À la fin de cette période, le bilan de la promotion foncière communale se résume à quatre opérations de lotissements couvrant une superficie de 12 hectares. Au total 300 ménages ont été touchés par cette production. La réalisation des lotissements dans les faits s’est traduite par une réfutation du discours idéologique à savoir répondre à la demande sociale en matière de lots de terrains constructible au profit des couches sociales. Le nombre de lots mis en vente ne correspondait ni à la demande réelle, ni à la volonté politique affichée à résoudre la crise de logement qui touchait une partie de la population locale. En effet, la crise de logement, principale cause bloquant le développement économique et justifiant l’ouverture des lotissements communaux n’a pas été enrayée ou du moins atténuée. Ce paradoxe s’explique par les pratiques foncières abusives de la commune et le caractère "ségrégationniste" des premières opérations de lotissements qui ont profité surtout à ceux qui ont les moyens à payer le prix du terrain et de le valoriser.

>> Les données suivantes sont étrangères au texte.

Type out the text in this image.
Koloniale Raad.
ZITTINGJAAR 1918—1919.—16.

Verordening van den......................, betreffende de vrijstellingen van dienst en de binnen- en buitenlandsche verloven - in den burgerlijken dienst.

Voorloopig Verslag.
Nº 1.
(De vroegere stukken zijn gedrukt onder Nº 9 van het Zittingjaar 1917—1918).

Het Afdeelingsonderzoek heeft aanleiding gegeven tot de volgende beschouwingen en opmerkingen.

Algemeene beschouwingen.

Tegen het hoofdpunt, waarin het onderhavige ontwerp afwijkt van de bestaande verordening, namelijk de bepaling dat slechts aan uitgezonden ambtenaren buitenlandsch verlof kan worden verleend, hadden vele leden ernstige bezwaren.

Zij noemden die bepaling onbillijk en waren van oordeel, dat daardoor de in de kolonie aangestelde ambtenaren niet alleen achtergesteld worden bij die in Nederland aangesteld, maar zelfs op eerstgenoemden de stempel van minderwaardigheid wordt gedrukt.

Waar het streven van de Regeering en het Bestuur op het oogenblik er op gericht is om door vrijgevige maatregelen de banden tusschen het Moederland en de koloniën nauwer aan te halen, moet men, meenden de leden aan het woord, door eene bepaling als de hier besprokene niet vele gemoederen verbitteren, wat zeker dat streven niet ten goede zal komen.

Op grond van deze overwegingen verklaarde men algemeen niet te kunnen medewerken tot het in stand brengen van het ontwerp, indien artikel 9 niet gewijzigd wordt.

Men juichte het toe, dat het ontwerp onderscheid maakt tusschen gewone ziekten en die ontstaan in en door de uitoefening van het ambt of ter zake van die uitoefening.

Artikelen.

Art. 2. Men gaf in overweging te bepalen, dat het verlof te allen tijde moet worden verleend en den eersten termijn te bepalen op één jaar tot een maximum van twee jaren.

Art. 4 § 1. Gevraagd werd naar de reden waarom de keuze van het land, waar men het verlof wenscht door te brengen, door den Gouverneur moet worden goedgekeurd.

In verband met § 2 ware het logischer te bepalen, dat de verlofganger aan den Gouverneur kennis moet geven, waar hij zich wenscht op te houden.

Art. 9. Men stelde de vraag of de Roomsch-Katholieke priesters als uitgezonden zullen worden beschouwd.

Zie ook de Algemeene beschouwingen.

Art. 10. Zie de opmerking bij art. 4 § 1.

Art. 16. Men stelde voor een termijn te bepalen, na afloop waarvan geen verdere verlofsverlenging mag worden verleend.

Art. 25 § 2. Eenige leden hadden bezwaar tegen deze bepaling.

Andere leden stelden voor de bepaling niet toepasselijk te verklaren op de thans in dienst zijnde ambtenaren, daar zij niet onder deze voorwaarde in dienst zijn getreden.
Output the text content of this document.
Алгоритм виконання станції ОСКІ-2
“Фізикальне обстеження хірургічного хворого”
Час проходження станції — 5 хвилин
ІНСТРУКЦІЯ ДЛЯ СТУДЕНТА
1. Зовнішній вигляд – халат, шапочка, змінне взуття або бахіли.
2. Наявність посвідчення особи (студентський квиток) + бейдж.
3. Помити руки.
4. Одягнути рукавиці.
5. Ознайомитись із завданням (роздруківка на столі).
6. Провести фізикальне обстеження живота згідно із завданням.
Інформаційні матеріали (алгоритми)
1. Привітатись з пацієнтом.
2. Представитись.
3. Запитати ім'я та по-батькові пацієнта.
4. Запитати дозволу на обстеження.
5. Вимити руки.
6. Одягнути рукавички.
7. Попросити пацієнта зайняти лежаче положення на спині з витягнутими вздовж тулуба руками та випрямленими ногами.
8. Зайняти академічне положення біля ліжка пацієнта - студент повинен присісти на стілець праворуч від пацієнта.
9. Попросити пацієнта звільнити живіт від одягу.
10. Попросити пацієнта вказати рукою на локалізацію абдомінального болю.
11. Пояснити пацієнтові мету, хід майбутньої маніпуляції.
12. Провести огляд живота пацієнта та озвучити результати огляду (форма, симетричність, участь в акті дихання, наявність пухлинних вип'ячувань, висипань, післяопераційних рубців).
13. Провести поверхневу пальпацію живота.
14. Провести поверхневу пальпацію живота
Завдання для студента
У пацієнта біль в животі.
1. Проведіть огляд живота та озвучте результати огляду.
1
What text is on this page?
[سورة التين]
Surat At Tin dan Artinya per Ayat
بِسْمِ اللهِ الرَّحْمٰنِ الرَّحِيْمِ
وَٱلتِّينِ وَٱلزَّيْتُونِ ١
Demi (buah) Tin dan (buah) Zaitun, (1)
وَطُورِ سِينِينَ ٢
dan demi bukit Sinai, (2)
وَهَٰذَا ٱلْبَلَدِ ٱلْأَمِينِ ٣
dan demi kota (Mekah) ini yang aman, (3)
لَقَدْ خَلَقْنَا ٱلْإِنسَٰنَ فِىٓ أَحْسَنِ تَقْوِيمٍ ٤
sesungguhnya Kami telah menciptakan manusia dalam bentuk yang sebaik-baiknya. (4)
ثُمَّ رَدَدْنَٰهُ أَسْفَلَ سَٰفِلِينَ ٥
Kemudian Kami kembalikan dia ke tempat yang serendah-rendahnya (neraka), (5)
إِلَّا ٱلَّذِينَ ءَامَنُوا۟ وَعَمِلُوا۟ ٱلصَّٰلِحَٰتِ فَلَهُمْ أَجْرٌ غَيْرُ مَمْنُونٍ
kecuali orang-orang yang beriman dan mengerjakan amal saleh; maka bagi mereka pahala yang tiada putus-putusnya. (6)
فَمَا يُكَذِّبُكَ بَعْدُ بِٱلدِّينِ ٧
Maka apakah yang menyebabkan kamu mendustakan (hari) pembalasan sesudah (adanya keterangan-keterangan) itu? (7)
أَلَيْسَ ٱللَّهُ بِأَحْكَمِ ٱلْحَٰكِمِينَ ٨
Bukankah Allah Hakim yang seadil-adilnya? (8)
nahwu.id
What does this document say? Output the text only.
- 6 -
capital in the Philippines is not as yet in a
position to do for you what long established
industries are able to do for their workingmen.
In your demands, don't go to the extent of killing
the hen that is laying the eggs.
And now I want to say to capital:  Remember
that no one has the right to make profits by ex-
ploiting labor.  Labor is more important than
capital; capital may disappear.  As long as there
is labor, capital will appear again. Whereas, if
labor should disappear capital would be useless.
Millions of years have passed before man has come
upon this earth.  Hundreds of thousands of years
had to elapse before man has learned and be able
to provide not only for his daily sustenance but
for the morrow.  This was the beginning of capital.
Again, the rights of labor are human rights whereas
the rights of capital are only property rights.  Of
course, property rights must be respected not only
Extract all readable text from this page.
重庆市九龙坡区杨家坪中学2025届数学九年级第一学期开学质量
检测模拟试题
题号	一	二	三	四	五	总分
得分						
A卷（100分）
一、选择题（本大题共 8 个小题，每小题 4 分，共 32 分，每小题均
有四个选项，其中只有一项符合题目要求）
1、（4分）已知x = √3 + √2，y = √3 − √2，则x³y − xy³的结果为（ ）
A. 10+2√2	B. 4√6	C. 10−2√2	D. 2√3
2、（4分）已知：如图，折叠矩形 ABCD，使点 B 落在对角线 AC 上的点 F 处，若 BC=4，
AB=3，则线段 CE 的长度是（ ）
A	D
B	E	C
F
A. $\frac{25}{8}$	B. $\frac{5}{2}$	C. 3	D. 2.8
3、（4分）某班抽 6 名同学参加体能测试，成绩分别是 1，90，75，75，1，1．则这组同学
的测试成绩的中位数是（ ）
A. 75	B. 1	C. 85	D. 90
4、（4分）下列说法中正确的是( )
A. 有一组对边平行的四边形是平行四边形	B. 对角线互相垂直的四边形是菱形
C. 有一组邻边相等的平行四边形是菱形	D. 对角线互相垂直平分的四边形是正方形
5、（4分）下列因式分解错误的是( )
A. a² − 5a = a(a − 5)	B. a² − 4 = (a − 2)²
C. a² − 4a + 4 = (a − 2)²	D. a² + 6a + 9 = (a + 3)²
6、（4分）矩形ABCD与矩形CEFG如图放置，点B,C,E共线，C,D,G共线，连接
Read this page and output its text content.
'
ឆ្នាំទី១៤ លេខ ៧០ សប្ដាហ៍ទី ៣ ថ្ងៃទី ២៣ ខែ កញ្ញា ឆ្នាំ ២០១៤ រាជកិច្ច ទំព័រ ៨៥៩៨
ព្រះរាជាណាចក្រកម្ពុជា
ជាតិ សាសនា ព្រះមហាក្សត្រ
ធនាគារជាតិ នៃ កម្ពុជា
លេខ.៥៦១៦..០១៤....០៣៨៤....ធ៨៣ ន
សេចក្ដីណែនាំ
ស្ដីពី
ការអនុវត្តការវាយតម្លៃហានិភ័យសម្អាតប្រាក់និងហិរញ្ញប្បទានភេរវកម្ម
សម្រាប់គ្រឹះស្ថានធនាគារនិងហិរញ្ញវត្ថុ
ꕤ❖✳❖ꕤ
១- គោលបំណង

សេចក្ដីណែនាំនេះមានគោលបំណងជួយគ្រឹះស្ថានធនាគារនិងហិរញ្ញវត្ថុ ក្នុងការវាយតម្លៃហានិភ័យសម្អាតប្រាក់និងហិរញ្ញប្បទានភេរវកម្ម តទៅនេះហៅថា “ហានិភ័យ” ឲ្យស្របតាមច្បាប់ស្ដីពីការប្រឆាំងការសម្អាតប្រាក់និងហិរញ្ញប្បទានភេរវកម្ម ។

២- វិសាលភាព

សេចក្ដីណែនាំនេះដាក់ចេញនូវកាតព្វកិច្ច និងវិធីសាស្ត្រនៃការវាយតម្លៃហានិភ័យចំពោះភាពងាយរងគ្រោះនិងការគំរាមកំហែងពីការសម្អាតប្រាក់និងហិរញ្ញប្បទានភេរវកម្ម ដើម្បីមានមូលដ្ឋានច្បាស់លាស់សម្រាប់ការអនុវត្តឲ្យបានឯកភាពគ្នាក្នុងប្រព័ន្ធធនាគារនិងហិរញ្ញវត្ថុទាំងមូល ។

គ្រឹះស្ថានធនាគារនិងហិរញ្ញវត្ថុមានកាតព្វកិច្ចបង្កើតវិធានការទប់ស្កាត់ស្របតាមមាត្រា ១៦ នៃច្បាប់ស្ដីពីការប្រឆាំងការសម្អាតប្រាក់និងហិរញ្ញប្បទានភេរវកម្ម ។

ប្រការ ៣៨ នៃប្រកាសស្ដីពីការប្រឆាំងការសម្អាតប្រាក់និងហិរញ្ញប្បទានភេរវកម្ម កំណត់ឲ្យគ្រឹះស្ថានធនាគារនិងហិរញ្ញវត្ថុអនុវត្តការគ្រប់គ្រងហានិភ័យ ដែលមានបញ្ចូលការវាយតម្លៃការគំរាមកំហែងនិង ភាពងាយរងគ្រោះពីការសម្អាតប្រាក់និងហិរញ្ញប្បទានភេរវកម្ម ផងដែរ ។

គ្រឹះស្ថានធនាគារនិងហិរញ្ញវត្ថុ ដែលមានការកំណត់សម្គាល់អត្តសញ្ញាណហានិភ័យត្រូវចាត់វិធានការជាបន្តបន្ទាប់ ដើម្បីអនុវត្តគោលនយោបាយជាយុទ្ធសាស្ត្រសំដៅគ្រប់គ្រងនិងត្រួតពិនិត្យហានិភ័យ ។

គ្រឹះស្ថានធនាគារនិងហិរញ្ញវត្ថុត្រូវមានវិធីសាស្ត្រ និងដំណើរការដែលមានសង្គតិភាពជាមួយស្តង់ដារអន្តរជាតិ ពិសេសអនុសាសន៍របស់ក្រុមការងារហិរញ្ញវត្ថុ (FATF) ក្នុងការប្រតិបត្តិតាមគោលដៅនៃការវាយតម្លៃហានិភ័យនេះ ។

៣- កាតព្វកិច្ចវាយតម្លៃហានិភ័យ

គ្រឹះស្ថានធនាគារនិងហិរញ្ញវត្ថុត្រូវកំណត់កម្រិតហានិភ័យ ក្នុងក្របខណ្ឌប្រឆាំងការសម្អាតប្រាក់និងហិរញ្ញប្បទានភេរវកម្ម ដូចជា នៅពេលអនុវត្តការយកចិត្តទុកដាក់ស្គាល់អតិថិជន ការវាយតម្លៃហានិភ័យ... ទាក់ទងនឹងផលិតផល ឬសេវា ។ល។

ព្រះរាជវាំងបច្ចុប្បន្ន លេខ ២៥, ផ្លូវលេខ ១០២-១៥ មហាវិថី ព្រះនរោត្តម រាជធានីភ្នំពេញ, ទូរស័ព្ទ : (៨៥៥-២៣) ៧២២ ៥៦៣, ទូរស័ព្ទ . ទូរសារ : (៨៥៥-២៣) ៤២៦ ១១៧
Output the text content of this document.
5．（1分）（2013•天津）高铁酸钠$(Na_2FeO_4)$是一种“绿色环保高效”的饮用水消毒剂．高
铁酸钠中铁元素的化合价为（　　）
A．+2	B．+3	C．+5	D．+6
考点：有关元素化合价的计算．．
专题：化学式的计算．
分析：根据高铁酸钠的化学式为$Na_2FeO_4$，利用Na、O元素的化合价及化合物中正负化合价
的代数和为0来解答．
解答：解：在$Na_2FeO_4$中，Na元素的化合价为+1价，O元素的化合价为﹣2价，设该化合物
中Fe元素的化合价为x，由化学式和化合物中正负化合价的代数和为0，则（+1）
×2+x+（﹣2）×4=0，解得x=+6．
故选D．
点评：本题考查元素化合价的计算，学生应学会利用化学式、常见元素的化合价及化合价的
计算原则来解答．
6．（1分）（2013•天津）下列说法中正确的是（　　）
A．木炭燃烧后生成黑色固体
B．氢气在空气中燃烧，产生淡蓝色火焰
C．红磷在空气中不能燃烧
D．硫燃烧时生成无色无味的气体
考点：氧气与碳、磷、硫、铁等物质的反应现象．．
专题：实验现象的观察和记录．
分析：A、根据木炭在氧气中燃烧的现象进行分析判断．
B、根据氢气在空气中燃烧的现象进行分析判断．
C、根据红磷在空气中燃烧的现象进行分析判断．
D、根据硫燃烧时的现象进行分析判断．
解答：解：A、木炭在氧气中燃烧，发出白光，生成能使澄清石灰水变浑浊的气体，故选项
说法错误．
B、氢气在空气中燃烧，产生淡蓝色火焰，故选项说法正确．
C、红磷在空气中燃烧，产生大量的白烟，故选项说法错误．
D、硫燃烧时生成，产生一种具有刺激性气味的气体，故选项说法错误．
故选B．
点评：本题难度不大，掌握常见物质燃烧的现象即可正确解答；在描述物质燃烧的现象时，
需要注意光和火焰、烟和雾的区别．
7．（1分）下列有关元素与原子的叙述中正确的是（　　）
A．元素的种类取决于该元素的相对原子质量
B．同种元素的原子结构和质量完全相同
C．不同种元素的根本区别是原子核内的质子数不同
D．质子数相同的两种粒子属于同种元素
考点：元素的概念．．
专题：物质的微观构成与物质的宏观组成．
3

Cette activité faible s’explique, d’une part, par la priorité accordée à l’habitat urbain et aux équipements publics dans l’affectation du sol et, d’autre part, par l’existence dans le tissu urbain de parcelles ayant constitue déjà une première réponse à ce type de besoin en matière d'habitat individuel. En effet, la place tenue par l’habitat urbain, les équipements et les services publics dans l’extension urbaine pendant cette période, traduit l’effort du développement qui visait d’assurer l’encadrement local et régional assigné à la ville de Saïda par le Plan Spécial de Wilaya (P.S.W)449.

448 La coopérative fut reconvertie en lotissement par délibération de l’assemblée populaire communale et le nombre de lot est porté à 23 lots.

449 Le Plan Spécial de Wilaya est une initiative politique volontariste, il fut créé pour corriger les disparités régionales entre les wilayas de l'intérieur les plus défavorisées.